I. Nom substantif. Tous les Grammairiens, excepté M. l’abbé Girard, divisent les noms en deux especes, les substantifs & les adjectifs. « Le nom substantif, dit l’abbé Regnier (in-12. p. 165. in-4°. p. 175.), est celui qui signifie quelque substance, quelque être, quelque chose que ce soit… Le nom adjectif est celui qui ne signifie point une chose, mais qui marque seulement quelle elle est ». Les notions de ces deux especes, données par les autres grammairiens, rentrent à-peu-près dans celles-ci. Qu’est-ce donc que les noms en général ? Oh ! ils ne sont point embarrassés de vous le dire : puisque la définition générale doit admettre la division dont il s’agit, il est évident que les noms sont des mots qui servent à nommer ou à qualifier les êtres.

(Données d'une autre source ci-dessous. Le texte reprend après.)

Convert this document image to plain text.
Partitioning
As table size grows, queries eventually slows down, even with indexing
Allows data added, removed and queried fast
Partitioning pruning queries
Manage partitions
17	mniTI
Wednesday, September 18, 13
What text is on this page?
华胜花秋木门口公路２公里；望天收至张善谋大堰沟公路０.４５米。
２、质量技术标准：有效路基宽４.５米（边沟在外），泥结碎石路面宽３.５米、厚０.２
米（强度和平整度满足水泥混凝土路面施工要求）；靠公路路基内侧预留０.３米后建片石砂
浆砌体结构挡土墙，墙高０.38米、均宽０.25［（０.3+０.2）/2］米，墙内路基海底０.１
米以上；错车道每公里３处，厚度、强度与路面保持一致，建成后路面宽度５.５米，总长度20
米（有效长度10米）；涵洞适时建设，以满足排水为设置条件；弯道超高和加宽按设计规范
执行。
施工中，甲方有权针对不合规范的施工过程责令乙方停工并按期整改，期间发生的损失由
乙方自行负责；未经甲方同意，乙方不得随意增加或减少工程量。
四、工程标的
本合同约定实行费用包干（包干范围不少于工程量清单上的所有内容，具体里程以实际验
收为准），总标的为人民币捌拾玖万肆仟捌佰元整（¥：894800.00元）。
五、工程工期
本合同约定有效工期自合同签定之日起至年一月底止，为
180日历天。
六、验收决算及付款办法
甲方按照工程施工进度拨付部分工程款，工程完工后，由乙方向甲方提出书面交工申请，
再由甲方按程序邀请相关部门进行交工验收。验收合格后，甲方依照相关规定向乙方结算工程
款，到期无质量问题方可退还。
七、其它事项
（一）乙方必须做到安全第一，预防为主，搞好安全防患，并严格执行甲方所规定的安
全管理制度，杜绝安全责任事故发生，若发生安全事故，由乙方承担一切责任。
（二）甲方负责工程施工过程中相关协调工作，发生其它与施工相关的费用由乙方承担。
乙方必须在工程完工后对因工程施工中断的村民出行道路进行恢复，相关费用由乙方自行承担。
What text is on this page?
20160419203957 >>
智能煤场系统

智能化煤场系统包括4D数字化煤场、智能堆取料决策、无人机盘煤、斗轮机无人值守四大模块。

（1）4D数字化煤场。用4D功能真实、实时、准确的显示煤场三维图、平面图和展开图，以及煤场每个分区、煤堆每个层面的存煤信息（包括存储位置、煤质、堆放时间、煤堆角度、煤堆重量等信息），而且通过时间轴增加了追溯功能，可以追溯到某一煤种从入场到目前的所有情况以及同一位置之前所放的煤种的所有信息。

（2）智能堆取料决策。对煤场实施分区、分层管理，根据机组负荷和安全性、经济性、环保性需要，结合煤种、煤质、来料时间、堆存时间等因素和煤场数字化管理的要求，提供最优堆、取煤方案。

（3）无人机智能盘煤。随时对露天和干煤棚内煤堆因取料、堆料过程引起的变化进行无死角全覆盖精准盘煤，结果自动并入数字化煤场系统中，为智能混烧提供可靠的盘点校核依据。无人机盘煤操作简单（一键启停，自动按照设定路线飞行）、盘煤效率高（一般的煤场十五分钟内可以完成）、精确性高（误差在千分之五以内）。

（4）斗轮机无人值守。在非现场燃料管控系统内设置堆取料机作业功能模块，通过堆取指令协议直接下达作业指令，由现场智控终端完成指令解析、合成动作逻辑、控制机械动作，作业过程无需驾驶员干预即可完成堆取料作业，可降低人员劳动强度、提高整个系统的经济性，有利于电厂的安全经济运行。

Mais qu’il me soit permis de faire là-dessus quelques observations. La réponse que l’on vient de faire est-elle une définition ? n’est-ce pas encore la même division dont il s’agit ? Assurément, la Logique exige qu’une bonne définition puisse servir de fondement à toutes les divisions de la chose définie, parce qu’elle doit développer l’idée d’une nature susceptible de toutes les distinctions qui la présentent ensuite sous divers aspects ; mais loin d’exiger que la définition générale renferme les divisions, elle le défend au contraire ; parce que la notion générale de la chose fait essentiellement abstraction des idées spécifiques qui la divisent ensuite. Ainsi un géometre seroit ridicule, si pour définir une figure plane rectiligne, il disoit que c’est une surface plane, bornée par trois lignes droites & trois angles, ou par quatre lignes droites & quatre angles, ou par, &c. Il doit dire simplement que c’est une surface plane, bornée par des lignes droites, & qui a autant d’angles que de côtés. Cette notion est générale, parce qu’elle fait abstraction de tout nombre déterminé de côtés & d’angles, & qu’elle peut admettre ensuite toutes les déterminations qui caractériseront les especes : les triangles, quand on supposera trois côtés & trois angles ; les quadrilateres, quand on en supposera quatre, &c.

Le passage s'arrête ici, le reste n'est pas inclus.